In Conviction, a team of documentary filmmakers gain access to a female correctional facility in Nova Scotia to tackle the crisis from within. Instead of simply conducting interviews, the filmmakers collaborate with Bianca and other women in the facility to create a deeply personal and prisoner’s-eye documentary.
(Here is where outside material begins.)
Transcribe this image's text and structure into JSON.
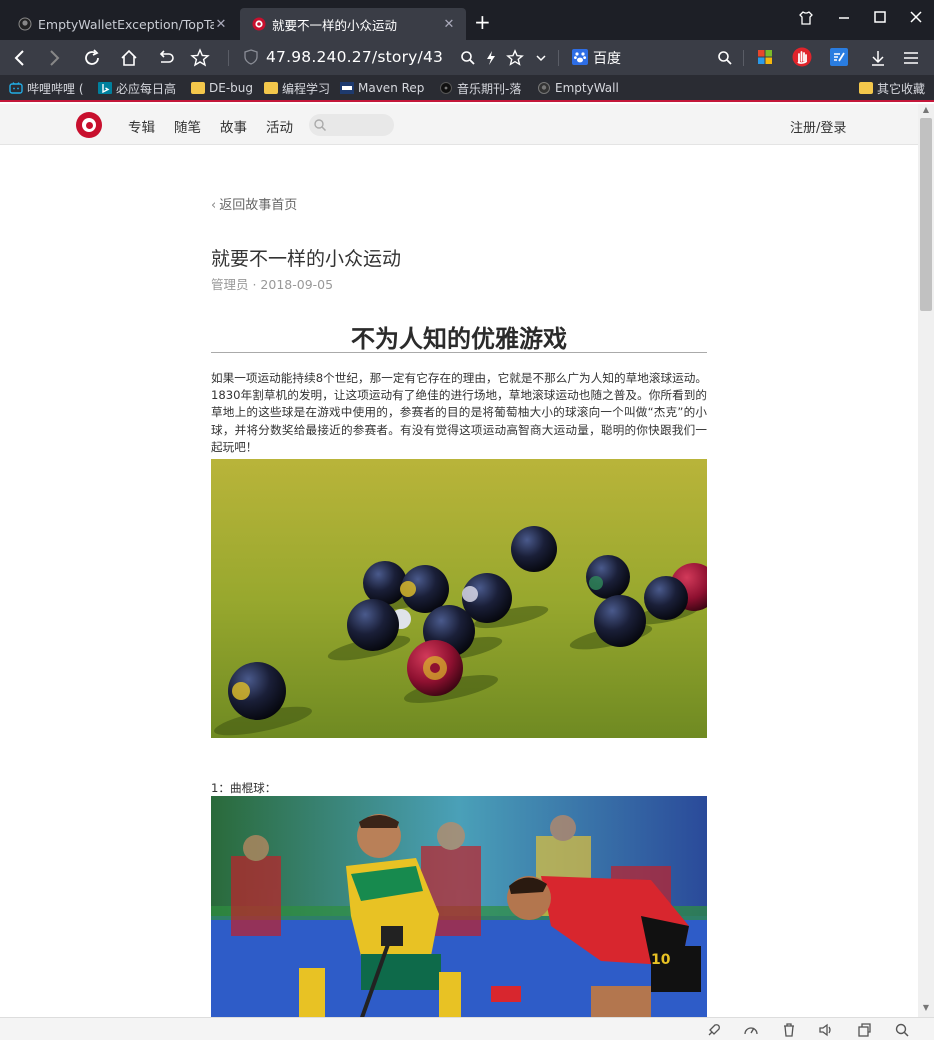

Utilizing cameras, spoken word poetry and art supplies, the women share their experiences with institutionalization and unapologetically address the ineptitude of incarceration. What can we do to prevent women from being imprisoned in the first place and stop systemic re-institutionalization? Working alongside the Elizabeth Fry Society and the filmmakers, the women envision a better alternative to a failing criminal justice system to build communities; not cages.
Women Incarcerated
Join us for our first panel discussion, which will include Conviction’s filmmaker Ariella Pahlke, subject Tanya Bignell, guests with lived experience of incarceration, Canadian Senator Kim Pate, and representatives from the Elizabeth Fry Society. Moderated by Orev Reena Katz, a Mental Health Correctional Chaplain, they will discuss the various realities and difficulties for women living with mental health issues within a correctional facility. Why are women the fastest growing segment of the prison system in Canada? How do we support, encourage and make space for the growth of women on the inside?